Tangannya terangkat, mengusap puncak kepalaku. "Nduk, jangan khawatirkan sesuatu yang sudah Allah jaga. Entah saat bersamamu atau telah pergi meninggalkanmu. Yakinlah pada Allah, setiap keputusan-Nya pasti yang terbaik bagi kita. Sabar, baik dalam ujian, meninggalkan maksiat ataupun dalam kesenangan. Selalu ingat, bahwa Allah itu Maha Baik. Sambutlah kehadiran buah kesabaran dengan tetap selalu mengingat Allah. Jangan lupa selalu sertakan Allah dalam setiap langkahmu." Tangan Abuya masih setia mengusap kepalaku. Seakan memberi semangat dan kekuatan mengarungi setiap rintangan dalam kehidupan melalui pertuah barusan.
Wajah berkarismanya memandangku. Terbit ukiran kecil berupa lengkungan tipis dari bibirnya. Subhanallah, wajah teduh itu sungguh menenangkan.
Namun ada hal yang tak bisa ditepis dari wajah beliau. Benar-benar begitu mirip dengan Mas Amir. Bahkan cara bertutur kata beliau pun juga tidak jauh berbeda dengan Mas Amir.
Terlalu hanyut dalam karisma Abuya hingga membuatku tak menyadari telah duduk seorang anak kecil di pangkuanku.
"Umi," ucapnya sambil menyentuh pipiku dengan jemari mungilnya.

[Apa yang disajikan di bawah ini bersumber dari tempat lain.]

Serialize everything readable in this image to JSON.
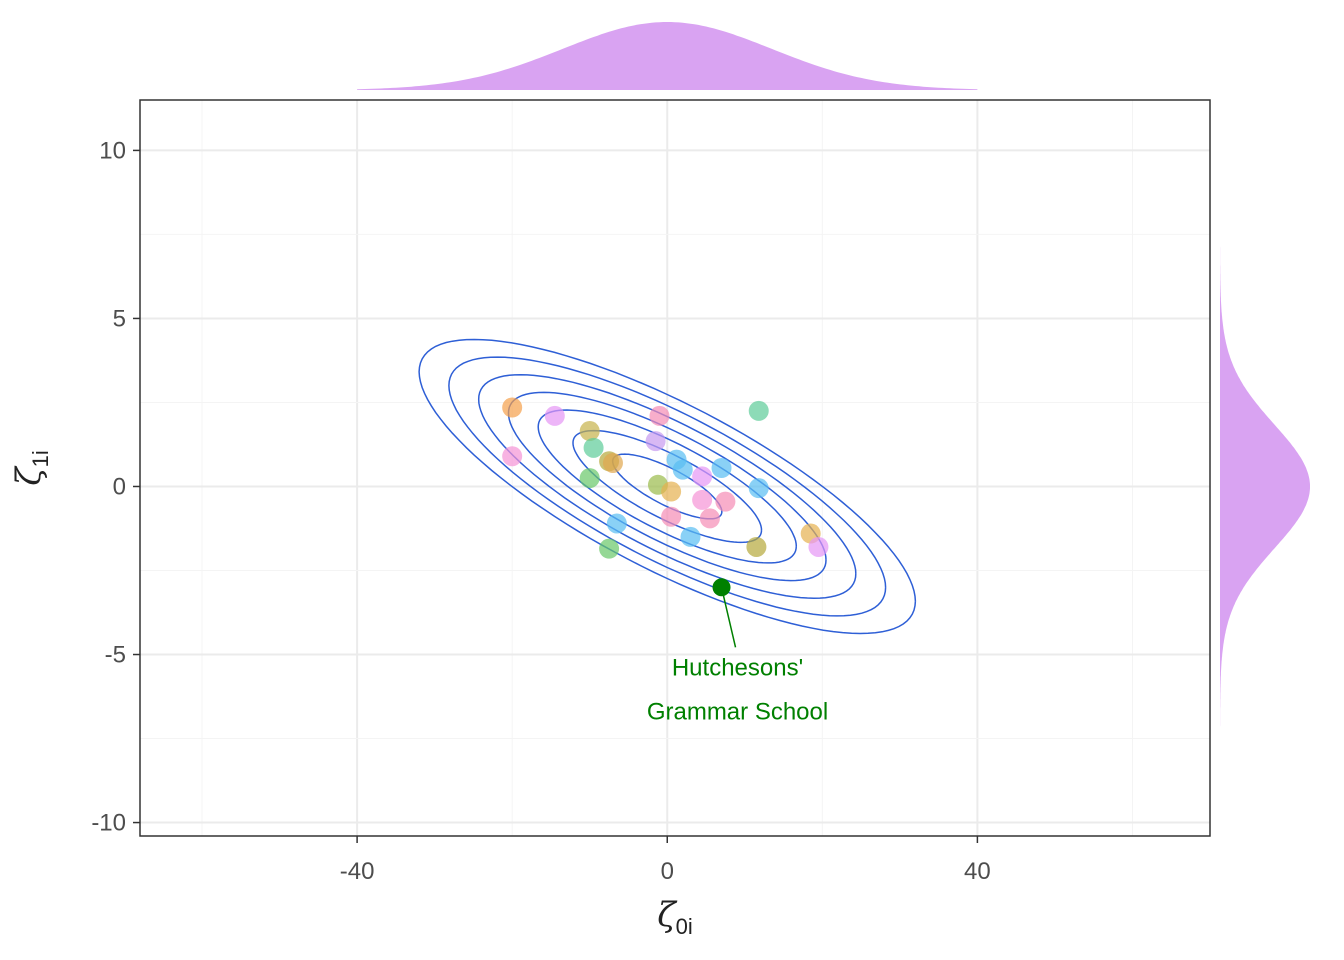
{
  "chart_data": {
    "type": "scatter",
    "xlim": [
      -68,
      70
    ],
    "ylim": [
      -10.4,
      11.5
    ],
    "x_ticks": [
      -40,
      0,
      40
    ],
    "x_tick_labels": [
      "-40",
      "0",
      "40"
    ],
    "y_ticks": [
      -10,
      -5,
      0,
      5,
      10
    ],
    "y_tick_labels": [
      "-10",
      "-5",
      "0",
      "5",
      "10"
    ],
    "xlabel": {
      "main": "ζ",
      "sub": "0i"
    },
    "ylabel": {
      "main": "ζ",
      "sub": "1i"
    },
    "grid": true,
    "marginal_color": "#d9a3f2",
    "contour_color": "#2e5fd6",
    "density": {
      "center": [
        0,
        0
      ],
      "sd_x": 12.8,
      "sd_y": 1.75,
      "rho": -0.78,
      "levels_r": [
        0.55,
        0.95,
        1.3,
        1.6,
        1.9,
        2.2,
        2.5
      ]
    },
    "points": [
      {
        "x": -20.0,
        "y": 2.35,
        "color": "#f5a04a"
      },
      {
        "x": -20.0,
        "y": 0.9,
        "color": "#f593d6"
      },
      {
        "x": -14.5,
        "y": 2.1,
        "color": "#e596f5"
      },
      {
        "x": -1.0,
        "y": 2.1,
        "color": "#f58bb5"
      },
      {
        "x": -10.0,
        "y": 1.65,
        "color": "#c6b24a"
      },
      {
        "x": -9.5,
        "y": 1.15,
        "color": "#5ccc99"
      },
      {
        "x": -1.5,
        "y": 1.35,
        "color": "#c79af0"
      },
      {
        "x": 11.8,
        "y": 2.25,
        "color": "#5ccc99"
      },
      {
        "x": -7.5,
        "y": 0.75,
        "color": "#b5a83a"
      },
      {
        "x": -7.0,
        "y": 0.7,
        "color": "#e0a64f"
      },
      {
        "x": 1.2,
        "y": 0.8,
        "color": "#58bdf2"
      },
      {
        "x": 2.0,
        "y": 0.5,
        "color": "#58bdf2"
      },
      {
        "x": 7.0,
        "y": 0.55,
        "color": "#58bdf2"
      },
      {
        "x": 4.5,
        "y": 0.3,
        "color": "#e596f5"
      },
      {
        "x": -10.0,
        "y": 0.25,
        "color": "#68c768"
      },
      {
        "x": -1.2,
        "y": 0.05,
        "color": "#9aba4a"
      },
      {
        "x": 0.5,
        "y": -0.15,
        "color": "#e6b04f"
      },
      {
        "x": 11.8,
        "y": -0.05,
        "color": "#58bdf2"
      },
      {
        "x": 4.5,
        "y": -0.4,
        "color": "#f593d6"
      },
      {
        "x": 7.5,
        "y": -0.45,
        "color": "#f58bb5"
      },
      {
        "x": 0.5,
        "y": -0.9,
        "color": "#f58bb5"
      },
      {
        "x": 5.5,
        "y": -0.95,
        "color": "#f58bb5"
      },
      {
        "x": -6.5,
        "y": -1.1,
        "color": "#58bdf2"
      },
      {
        "x": 3.0,
        "y": -1.5,
        "color": "#58bdf2"
      },
      {
        "x": 18.5,
        "y": -1.4,
        "color": "#e6b04f"
      },
      {
        "x": -7.5,
        "y": -1.85,
        "color": "#68c768"
      },
      {
        "x": 11.5,
        "y": -1.8,
        "color": "#b5a83a"
      },
      {
        "x": 19.5,
        "y": -1.8,
        "color": "#e596f5"
      }
    ],
    "highlight": {
      "x": 7.0,
      "y": -3.0,
      "color": "#008000",
      "label_lines": [
        "Hutchesons'",
        "Grammar School"
      ]
    }
  }
}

Siapakah anak kecil ini? Mengapa hatiku terasa nyaman ketika dia duduk di pangkuanku dan menggenggam tanganku, bahkan aku senang dia memanggilku Umi. Tangan mungilnya begitu lembut dan lemah. Dan ya, wajah lucunya yang memandangku bagai salinan dari perpaduan wajahku dan mas Amir. Apakah dia anakku? Bagaimana mungkin, bahkan aku tidak sedang hamil. Sebenarnya mimpi apa ini? Seakan semua begitu nyata, tapi juga terlihat seperti fatamorgana.
Mengerti dengan kebingunganku, Abuya mengangguk tipis. "Dia putramu dan Amir, Nduk. Namanya Ja'far, dia akan bersama Abuya disini."
Aku sekarang mengerti, anak kecil ini memang anakku. Kehangatan menggenggam jemarinya adalah bukti kekuatan ikatan darah antara ibu dan anak. Tidak salah lagi.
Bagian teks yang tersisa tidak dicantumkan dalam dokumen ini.